By Haidee Thanda, EDC Instructional Designer 


For the past few months, I have been working on a team to develop Carleton’s first instances of MOOCs (also known as Massive Open Online Courses). As a student who has taken courses in a classroom setting on top of working a 25-hour a week part-time job, I have been motivated about the opportunities and flexibility these courses can provide. The potential it presents is all very exciting. However, success rates aren’t as great as you might think. For all of the hype about MOOCs, the dropout rate is about 90 per cent. Only a fraction of students successfully complete a course.

Bayne and Ross’ report for the Higher Education Academy on The Pedagogy of the Massive Open Online Course: the UK view (2013), provides valuable insights into the tensions, ambiguities and opportunities afforded by MOOCs. Truly, there are as many reasons for the low student completion rate as there are individual motivations for taking an online course. As an instructional designer, this made me curious and I decided I wanted to explore this problem.

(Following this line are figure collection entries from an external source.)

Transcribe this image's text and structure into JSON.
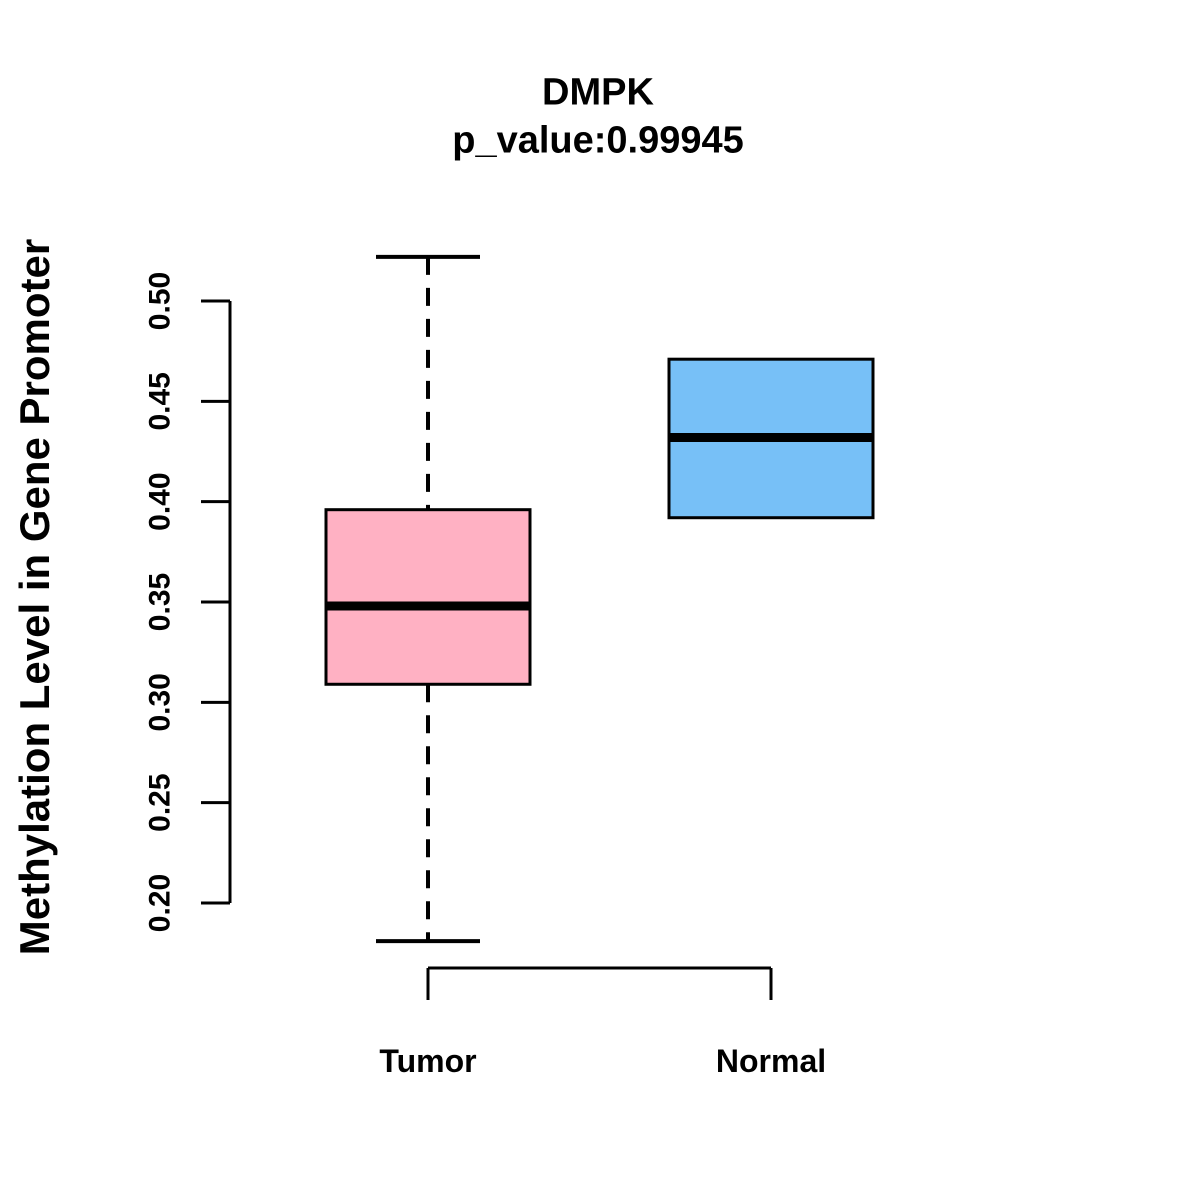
{
  "chart_data": {
    "type": "boxplot",
    "title": "DMPK",
    "subtitle": "p_value:0.99945",
    "ylabel": "Methylation Level in Gene Promoter",
    "xlabel": "",
    "categories": [
      "Tumor",
      "Normal"
    ],
    "y_ticks": [
      0.2,
      0.25,
      0.3,
      0.35,
      0.4,
      0.45,
      0.5
    ],
    "ylim": [
      0.18,
      0.525
    ],
    "grid": false,
    "legend": "none",
    "series": [
      {
        "name": "Tumor",
        "whisker_low": 0.181,
        "q1": 0.309,
        "median": 0.348,
        "q3": 0.396,
        "whisker_high": 0.522,
        "fill_color": "#FFB1C3"
      },
      {
        "name": "Normal",
        "whisker_low": 0.392,
        "q1": 0.392,
        "median": 0.432,
        "q3": 0.471,
        "whisker_high": 0.471,
        "fill_color": "#77C0F7"
      }
    ],
    "colors": {
      "tumor_fill": "#FFB1C3",
      "normal_fill": "#77C0F7",
      "line": "#000000",
      "background": "#FFFFFF"
    }
  }
}
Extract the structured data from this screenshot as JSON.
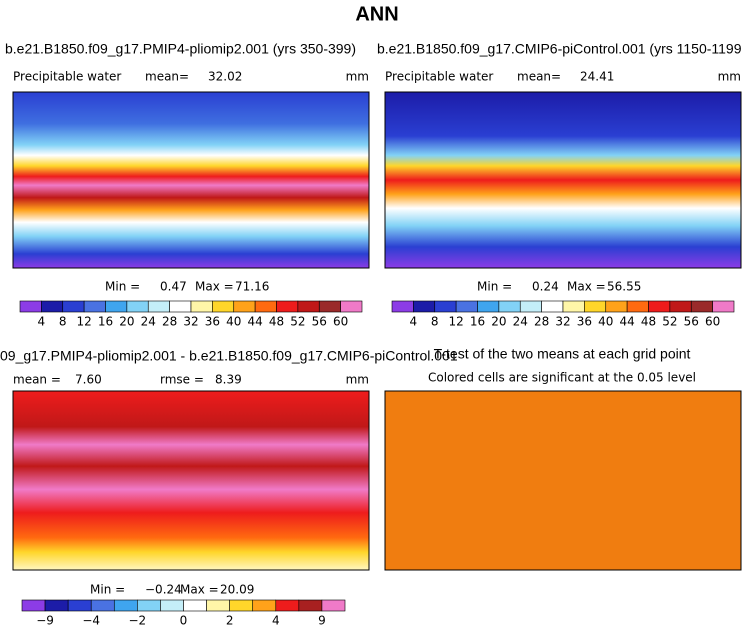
{
  "title": "ANN",
  "panels": [
    {
      "title": "b.e21.B1850.f09_g17.PMIP4-pliomip2.001 (yrs 350-399)",
      "variable": "Precipitable water",
      "stat_label": "mean=",
      "stat": "32.02",
      "units": "mm",
      "min_label": "Min =",
      "min": "0.47",
      "max_label": "Max =",
      "max": "71.16",
      "colorbar": {
        "colors": [
          "#8c3ce6",
          "#1c1ca8",
          "#2a3fd2",
          "#4a72e2",
          "#3fa5ef",
          "#82d2f6",
          "#c4eef8",
          "#ffffff",
          "#fff6a8",
          "#ffd62a",
          "#ffa21a",
          "#ff6a10",
          "#ee1c1c",
          "#c01818",
          "#9a2a2a",
          "#f07ac8"
        ],
        "labels": [
          "4",
          "8",
          "12",
          "16",
          "20",
          "24",
          "28",
          "32",
          "36",
          "40",
          "44",
          "48",
          "52",
          "56",
          "60"
        ]
      }
    },
    {
      "title": "b.e21.B1850.f09_g17.CMIP6-piControl.001 (yrs 1150-1199",
      "variable": "Precipitable water",
      "stat_label": "mean=",
      "stat": "24.41",
      "units": "mm",
      "min_label": "Min =",
      "min": "0.24",
      "max_label": "Max =",
      "max": "56.55",
      "colorbar": {
        "colors": [
          "#8c3ce6",
          "#1c1ca8",
          "#2a3fd2",
          "#4a72e2",
          "#3fa5ef",
          "#82d2f6",
          "#c4eef8",
          "#ffffff",
          "#fff6a8",
          "#ffd62a",
          "#ffa21a",
          "#ff6a10",
          "#ee1c1c",
          "#c01818",
          "#9a2a2a",
          "#f07ac8"
        ],
        "labels": [
          "4",
          "8",
          "12",
          "16",
          "20",
          "24",
          "28",
          "32",
          "36",
          "40",
          "44",
          "48",
          "52",
          "56",
          "60"
        ]
      }
    },
    {
      "title": "09_g17.PMIP4-pliomip2.001 - b.e21.B1850.f09_g17.CMIP6-piControl.001",
      "stat_label": "mean =",
      "stat": "7.60",
      "stat2_label": "rmse =",
      "stat2": "8.39",
      "units": "mm",
      "min_label": "Min =",
      "min": "−0.24",
      "max_label": "Max =",
      "max": "20.09",
      "colorbar": {
        "colors": [
          "#8c3ce6",
          "#1c1ca8",
          "#2a3fd2",
          "#4a72e2",
          "#3fa5ef",
          "#82d2f6",
          "#c4eef8",
          "#ffffff",
          "#fff6a8",
          "#ffd62a",
          "#ffa21a",
          "#ee1c1c",
          "#a82020",
          "#f07ac8"
        ],
        "labels": [
          "−9",
          null,
          "−4",
          null,
          "−2",
          null,
          "0",
          null,
          "2",
          null,
          "4",
          null,
          "9"
        ]
      }
    },
    {
      "title": "T-test of the two means at each grid point",
      "subtitle": "Colored cells are significant at the 0.05 level"
    }
  ]
}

Accordingly, with the advent of Carleton’s open online courses, the alarming statistics on dropout rates and some really stimulating discussions with faculty and colleagues, I decided to pitch a solution in order to help students successfully complete online courses at EDU Startup Weekend Montreal. The aim of Start-up Weekend was to come together and share tech solutions for education, form teams and develop a minimal viable product (MVP) (for more information on this event read: EDU Start-up Weekend: Third Place and Three Takeaways).

The idea of a minimum viable product, also known as quick prototyping, was popularized by Eric Ries, a Silicon Valley entrepreneur. The concept is akin to writing an outline and getting it reviewed by your audience before you do hours of research and build your argument. When you get early feedback, you are able to develop a more effective paper.

We named our prototype the “MOOC survivor tool.” While developing a prototype, I learned that there were a few things this approach could offer to the field of online learning.

When applied to online learning, the idea is simple: create a prototype in increments and test it with customers to validate with real life users. This allows you to learn about what your users need and want while investing little time in going down unnecessary paths. It is essentially nullifying or accepting your hypothesis or assumptions. The process tells you from an early stage if your idea or hypothesis is useful and worth building. The formula is simple: build, test, learn and repeat.

So what can creating a minimal viable product offer the world of learning and development?

As a designer, our ultimate aim is to build a product that meets the desired learning outcomes in order to develop knowledge and skills. Without gathering feedback, it’s difficult to know if we are hitting the mark. So we need to test early and frequently. When we create an MVP, it’s easier not to get attached to a basic design so we can make faster iterations. In most cases, developing an MVP can accelerate learning and save valuable resources.